In Cina, quando ti invitano a cena, ancor oggi si aspettano che tu resti fino al momento di usare il bagno: è disdicevole andarsene portando gli alimenti con sé, perché si è stati invitati per cenare, non per rubare cibo. Ci occorrono un altro pensiero, un’altra mentalità, un’altra agricoltura. Perché oggi come oggi investiamo dieci calorie d’energia per produrre una caloria di cibo, il che è ridicolo. Ma non è questione di limiti planetari. Il pianeta potrebbe nutrire facilmente 50 miliardi di persone. La biomassa delle formiche è più grande della nostra, questi minuscoli insetti consumano calorie quanto 30 miliardi di persone. Ma la foresta pluviale non potrebbe esistere senza di esse, perché tutelano la salute del terreno, nutrono l’ecosistema crescendo e procurandosi il cibo… Quindi stiamo solo cercando di ridurre, di minimizzare, ma dovremmo pensare a essere utili per altre specie.
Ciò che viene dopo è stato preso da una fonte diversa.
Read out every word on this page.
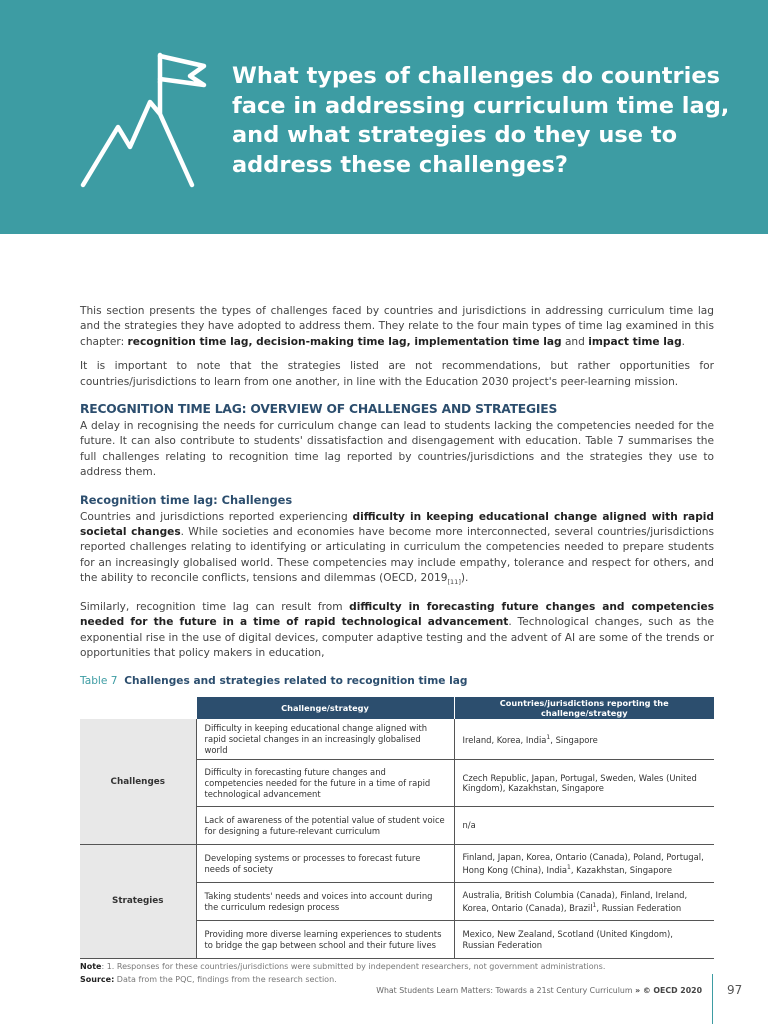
What types of challenges do countries face in addressing curriculum time lag, and what strategies do they use to address these challenges?

This section presents the types of challenges faced by countries and jurisdictions in addressing curriculum time lag and the strategies they have adopted to address them. They relate to the four main types of time lag examined in this chapter: recognition time lag, decision-making time lag, implementation time lag and impact time lag.

It is important to note that the strategies listed are not recommendations, but rather opportunities for countries/jurisdictions to learn from one another, in line with the Education 2030 project's peer-learning mission.

RECOGNITION TIME LAG: OVERVIEW OF CHALLENGES AND STRATEGIES

A delay in recognising the needs for curriculum change can lead to students lacking the competencies needed for the future. It can also contribute to students' dissatisfaction and disengagement with education. Table 7 summarises the full challenges relating to recognition time lag reported by countries/jurisdictions and the strategies they use to address them.

Recognition time lag: Challenges

Countries and jurisdictions reported experiencing difficulty in keeping educational change aligned with rapid societal changes. While societies and economies have become more interconnected, several countries/jurisdictions reported challenges relating to identifying or articulating in curriculum the competencies needed to prepare students for an increasingly globalised world. These competencies may include empathy, tolerance and respect for others, and the ability to reconcile conflicts, tensions and dilemmas (OECD, $2019_{[11]}$).

Similarly, recognition time lag can result from difficulty in forecasting future changes and competencies needed for the future in a time of rapid technological advancement. Technological changes, such as the exponential rise in the use of digital devices, computer adaptive testing and the advent of AI are some of the trends or opportunities that policy makers in education,

Table 7 Challenges and strategies related to recognition time lag

	Challenge/strategy	Countries/jurisdictions reporting the challenge/strategy
Challenges	Difficulty in keeping educational change aligned with rapid societal changes in an increasingly globalised world	Ireland, Korea, India$^1$, Singapore
	Difficulty in forecasting future changes and competencies needed for the future in a time of rapid technological advancement	Czech Republic, Japan, Portugal, Sweden, Wales (United Kingdom), Kazakhstan, Singapore
	Lack of awareness of the potential value of student voice for designing a future-relevant curriculum	n/a
Strategies	Developing systems or processes to forecast future needs of society	Finland, Japan, Korea, Ontario (Canada), Poland, Portugal, Hong Kong (China), India$^1$, Kazakhstan, Singapore
	Taking students' needs and voices into account during the curriculum redesign process	Australia, British Columbia (Canada), Finland, Ireland, Korea, Ontario (Canada), Brazil$^1$, Russian Federation
	Providing more diverse learning experiences to students to bridge the gap between school and their future lives	Mexico, New Zealand, Scotland (United Kingdom), Russian Federation
Note: 1. Responses for these countries/jurisdictions were submitted by independent researchers, not government administrations.
Source: Data from the PQC, findings from the research section.
What Students Learn Matters: Towards a 21st Century Curriculum » © OECD 2020 97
Maria Luisa Palumbo: Che cosa pensi del futuro delle città? Michael Braungart: La più recente tendenza della politica consiste nell’essere neutri nei confronti del clima e delle emissioni di carbonio. Perfino città importanti come Copenaghen e Sydney sono convinte che il modo per fermare il riscaldamento globale sia questo. Che ambizione straordinaria! Si può essere neutri nei confronti del clima solo quando non si esiste del tutto. Hai mai visto un albero neutro nei confronti del clima? Gli alberi fanno sempre del bene al clima e all’ambiente: assorbono anidride carbonica, producono ossigeno, ripuliscono l’aria e danno cibo e riparo agli esseri viventi. Perché la nostra unica scelta dovrebbe essere quella di essere ‘meno nocivi’? Siamo troppi, per essere meno nocivi. Perché non imitare gli alberi ed essere invece ‘bravi’? Invece di cercare di ridurre al minimo la nostra impronta ecologica, valorizziamo la nostra impronta ecologica umana. Per riuscirci dobbiamo trasformare la nostra impronta ecologica in terreno fertile. Dalla natura si può imparare continuamente. Lo chiamiamo ‘dalla culla alla culla’: è un mondo dove tutto è un vantaggio. Nel mondo ‘dalla culla alla culla’ i rifiuti sono solo un indizio di cattiva progettazione.